Why not? What do they mean then by "bubbling up" if not this?
XAML:
<Window x:Class="TestClickEvents456.Window1" xmlns="http://schemas.microsoft.com/winfx/2006/xaml/presentation" xmlns:x="http://schemas.microsoft.com/winfx/2006/xaml" Title="Window1" Height="300" Width="300"> <StackPanel x:Name="TheStackPanel" Background="Yellow" MouseDown="TheStackPanel_MouseDown"> <Button x:Name="TheButton" Margin="10" Content="Click This"/> <TextBlock x:Name="TheMessage" Text="Click the button or the yellow area"/> </StackPanel> </Window>
code-behind:
using System.Windows; using System.Windows.Input; namespace TestClickEvents456 { public partial class Window1 : Window { public Window1() { InitializeComponent(); } private void TheStackPanel_MouseDown(object sender, MouseButtonEventArgs e) { TheMessage.Text = "StackPanel was clicked."; } } }
The event bubbles up, until it gets handled...

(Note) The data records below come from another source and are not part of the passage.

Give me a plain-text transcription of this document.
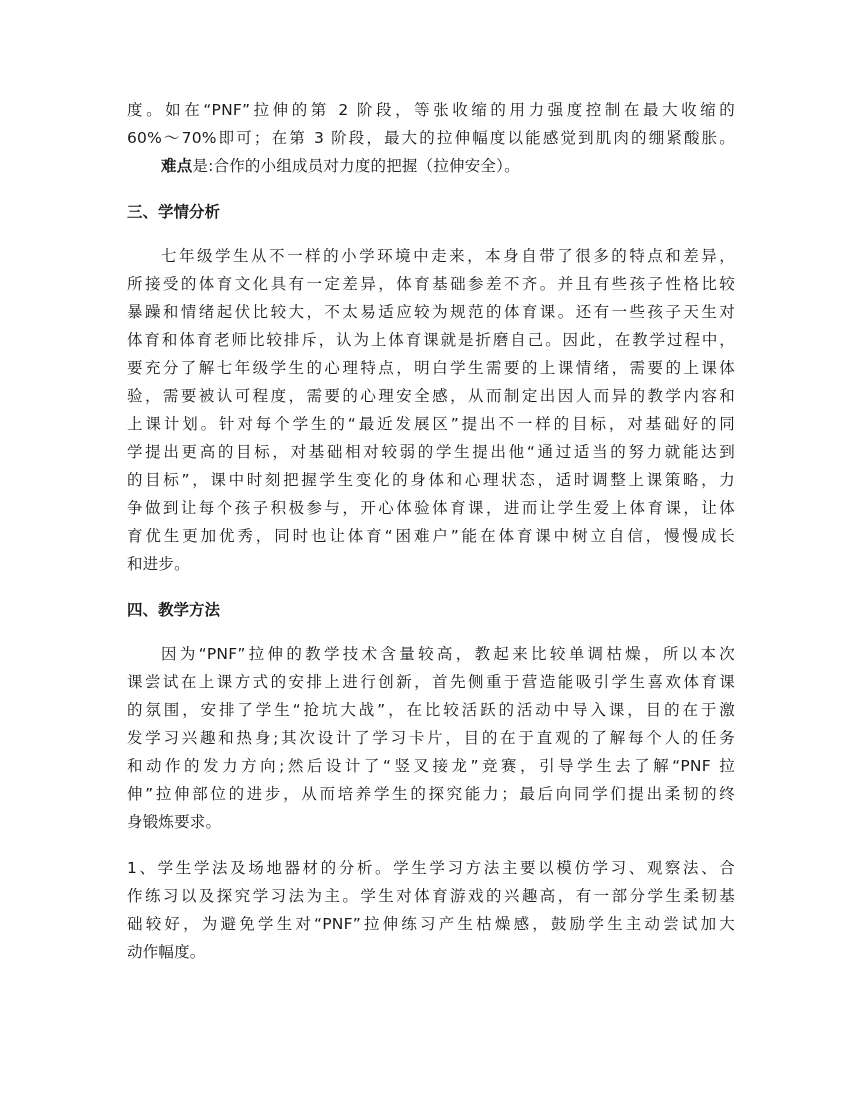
度。如在“PNF”拉伸的第 2 阶段，等张收缩的用力强度控制在最大收缩的
60%～70%即可；在第 3 阶段，最大的拉伸幅度以能感觉到肌肉的绷紧酸胀。
难点是:合作的小组成员对力度的把握（拉伸安全）。
三、学情分析
七年级学生从不一样的小学环境中走来，本身自带了很多的特点和差异，
所接受的体育文化具有一定差异，体育基础参差不齐。并且有些孩子性格比较
暴躁和情绪起伏比较大，不太易适应较为规范的体育课。还有一些孩子天生对
体育和体育老师比较排斥，认为上体育课就是折磨自己。因此，在教学过程中，
要充分了解七年级学生的心理特点，明白学生需要的上课情绪，需要的上课体
验，需要被认可程度，需要的心理安全感，从而制定出因人而异的教学内容和
上课计划。针对每个学生的“最近发展区”提出不一样的目标，对基础好的同
学提出更高的目标，对基础相对较弱的学生提出他“通过适当的努力就能达到
的目标”，课中时刻把握学生变化的身体和心理状态，适时调整上课策略，力
争做到让每个孩子积极参与，开心体验体育课，进而让学生爱上体育课，让体
育优生更加优秀，同时也让体育“困难户”能在体育课中树立自信，慢慢成长
和进步。
四、教学方法
因为“PNF”拉伸的教学技术含量较高，教起来比较单调枯燥，所以本次
课尝试在上课方式的安排上进行创新，首先侧重于营造能吸引学生喜欢体育课
的氛围，安排了学生“抢坑大战”，在比较活跃的活动中导入课，目的在于激
发学习兴趣和热身;其次设计了学习卡片，目的在于直观的了解每个人的任务
和动作的发力方向;然后设计了“竖叉接龙”竞赛，引导学生去了解“PNF 拉
伸”拉伸部位的进步，从而培养学生的探究能力；最后向同学们提出柔韧的终
身锻炼要求。
1、学生学法及场地器材的分析。学生学习方法主要以模仿学习、观察法、合
作练习以及探究学习法为主。学生对体育游戏的兴趣高，有一部分学生柔韧基
础较好，为避免学生对“PNF”拉伸练习产生枯燥感，鼓励学生主动尝试加大
动作幅度。
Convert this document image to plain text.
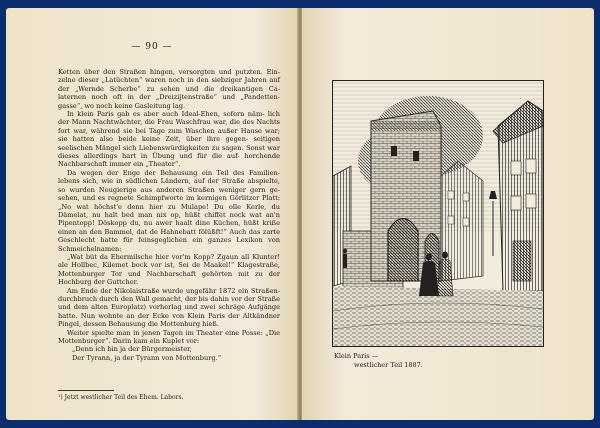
— 90 —

Ketten über den Straßen hingen, versorgten und putzten. Ein- zelne dieser „Latüchten“ waren noch in den siebziger Jahren auf der „Wernde Scherbe“ zu sehen und die dreikantigen Ca- laternen noch oft in der „Dreizijtenstraße“ und „Pandetten- gasse“, wo noch keine Gasleitung lag.

In klein Paris gab es aber auch Ideal-Ehen, sofern näm- lich der Mann Nachtwächter, die Frau Waschfrau war, die des Nachts fort war, während sie bei Tage zum Waschen außer Hause war; sie hatten also beide keine Zeit, über ihre gegen- seitigen seelischen Mängel sich Liebenswürdigkeiten zu sagen. Sonst war dieses allerdings hart in Übung und für die auf- horchende Nachbarschaft immer ein „Theater“.

Da wegen der Enge der Behausung ein Teil des Familien- lebens sich, wie in südlichen Ländern, auf der Straße abspielte, so wurden Neugierige aus anderen Straßen weniger gern ge- sehen, und es regnete Schimpfworte im kernigen Görlitzer Platt: „No wat höchst'e denn hier zu Mulape! Du olle Kerle, du Dämelat, nu halt bed man nix op, hüßt chiffet nock wat an'n Pipentopp! Döskopp du, nu awer haalt dine Küchen, hüßt kriße einen an den Bammel, dat de Hahnebatt fölüßft!“ Auch das zarte Geschlecht hatte für feinsgeglichen ein ganzes Lexikon von Schmeichelnamen:

„Wat büt da Ehermilsche hier vor'm Kopp? Zgaun all Klunter! ale Hollbec, Kilemet bock vor ist, Sei de Maakel!“ Klagestraße, Mottenburger Tor und Nachbarschaft gehörten mit zu der Hochburg der Guttcher.

Am Ende der Nikolaistraße wurde ungefähr 1872 ein Straßen- durchbruch durch den Wall gemacht, der bis dahin vor der Straße und dem alten Europlatz) vorherlag und zwei schräge Aufgänge hatte. Nun wohnte an der Ecke von Klein Paris der Altkändner Pingel, dessen Behausung die Mottenburg hieß.

Weiter spielte man in jenen Tagen im Theater eine Posse: „Die Mottenburger“. Darin kam ein Kuplet vor:

„Denn ich bin ja der Bürgermeister,

Der Tyrann, ja der Tyrann von Mottenburg.“

¹) Jetzt westlicher Teil des Ehem. Labors.
Klein Paris —
westlicher Teil 1887.
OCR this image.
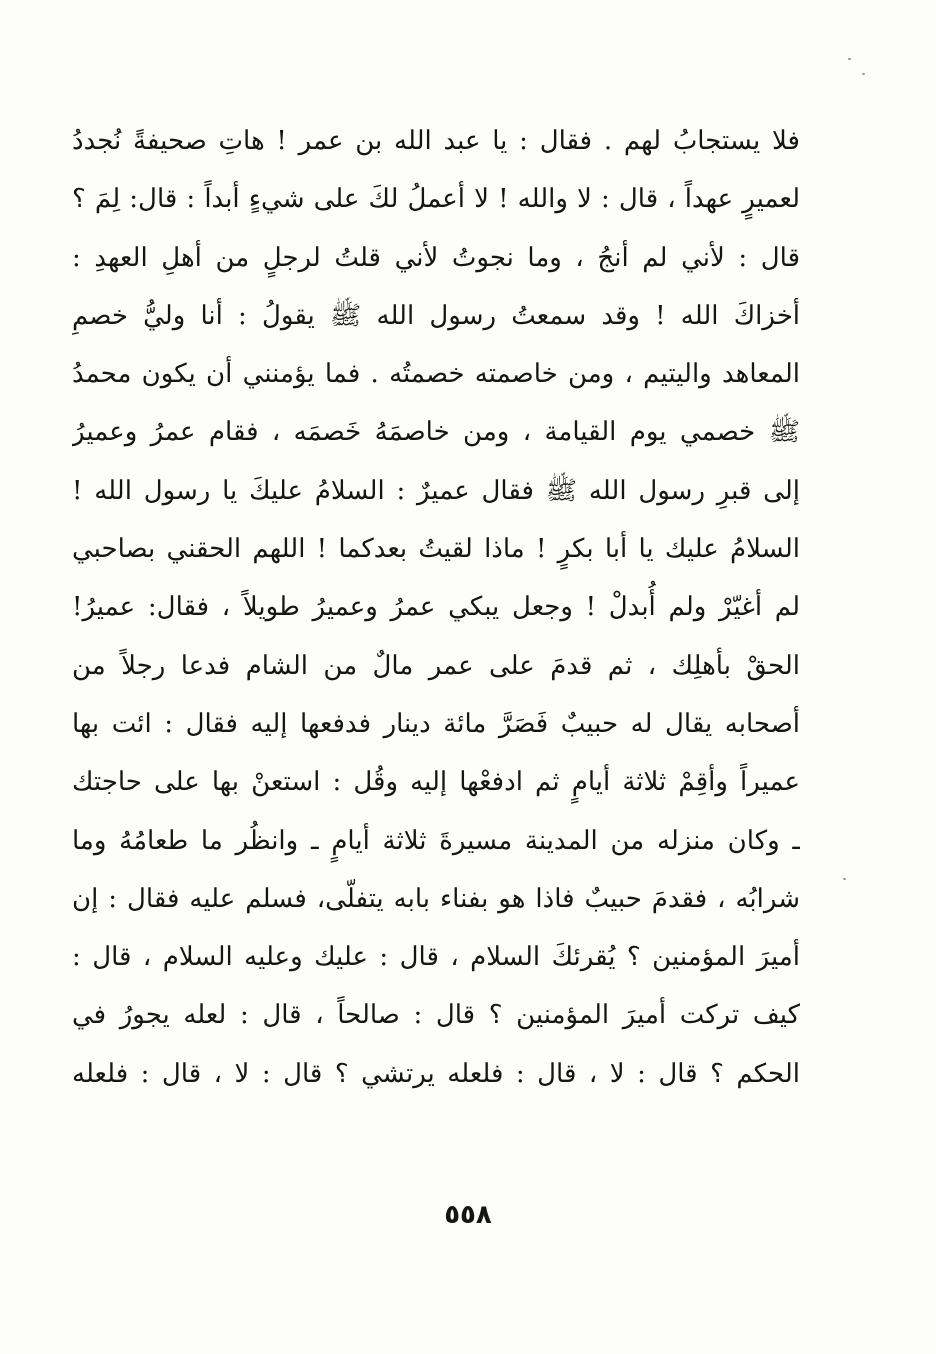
فلا يستجابُ لهم . فقال : يا عبد الله بن عمر ! هاتِ صحيفةً نُجددُ
لعميرٍ عهداً ، قال : لا والله ! لا أعملُ لكَ على شيءٍ أبداً : قال: لِمَ ؟
قال : لأني لم أنجُ ، وما نجوتُ لأني قلتُ لرجلٍ من أهلِ العهدِ :
أخزاكَ الله ! وقد سمعتُ رسول الله ﷺ يقولُ : أنا وليُّ خصمِ
المعاهد واليتيم ، ومن خاصمته خصمتُه . فما يؤمنني أن يكون محمدُ
ﷺ خصمي يوم القيامة ، ومن خاصمَهُ خَصمَه ، فقام عمرُ وعميرُ
إلى قبرِ رسول الله ﷺ فقال عميرٌ : السلامُ عليكَ يا رسول الله !
السلامُ عليك يا أبا بكرٍ ! ماذا لقيتُ بعدكما ! اللهم الحقني بصاحبي
لم أغيّرْ ولم أُبدلْ ! وجعل يبكي عمرُ وعميرُ طويلاً ، فقال: عميرُ!
الحقْ بأهلِك ، ثم قدمَ على عمر مالٌ من الشام فدعا رجلاً من
أصحابه يقال له حبيبٌ فَصَرَّ مائة دينار فدفعها إليه فقال : ائت بها
عميراً وأقِمْ ثلاثة أيامٍ ثم ادفعْها إليه وقُل : استعنْ بها على حاجتك
ـ وكان منزله من المدينة مسيرةَ ثلاثة أيامٍ ـ وانظُر ما طعامُهُ وما
شرابُه ، فقدمَ حبيبٌ فاذا هو بفناء بابه يتفلّى، فسلم عليه فقال : إن
أميرَ المؤمنين ؟ يُقرئكَ السلام ، قال : عليك وعليه السلام ، قال :
كيف تركت أميرَ المؤمنين ؟ قال : صالحاً ، قال : لعله يجورُ في
الحكم ؟ قال : لا ، قال : فلعله يرتشي ؟ قال : لا ، قال : فلعله
٥٥٨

Since the Button does something with your mouse clicks, it absorbs your mouse event and turns it into a ClickEvent.
If you use the PreviewMouseDown, you see that the StackPanel first receives the event before the button does.. Preview events use the Tunnel down approach..
As others have said, it's because the MouseDown
event gets handled by the Button
before it can be bubbled further. You can see this in Reflector, in ButtonBase.OnMouseLeftButtonDown
:
protected override void OnMouseLeftButtonDown(MouseButtonEventArgs e) { if (this.ClickMode != ClickMode.Hover) { e.Handled = true; // SNIP... } base.OnMouseLeftButtonDown(e); }
One solution is to listen for a MouseDown
event, and indicate that you don't care if the event is handled. You can do this with the AddHandler
method. It has a boolean overload that lets you listen for events which are already handled.
If you do this somewhere instead of setting the MouseDown handler in XAML:
TheStackPanel.AddHandler(MouseDownEvent, new MouseButtonEventHandler(TheStackPanel_MouseDown), true);
You'll receive all MouseDown
events on TheStackPanel
, regardless of whether they've been handled.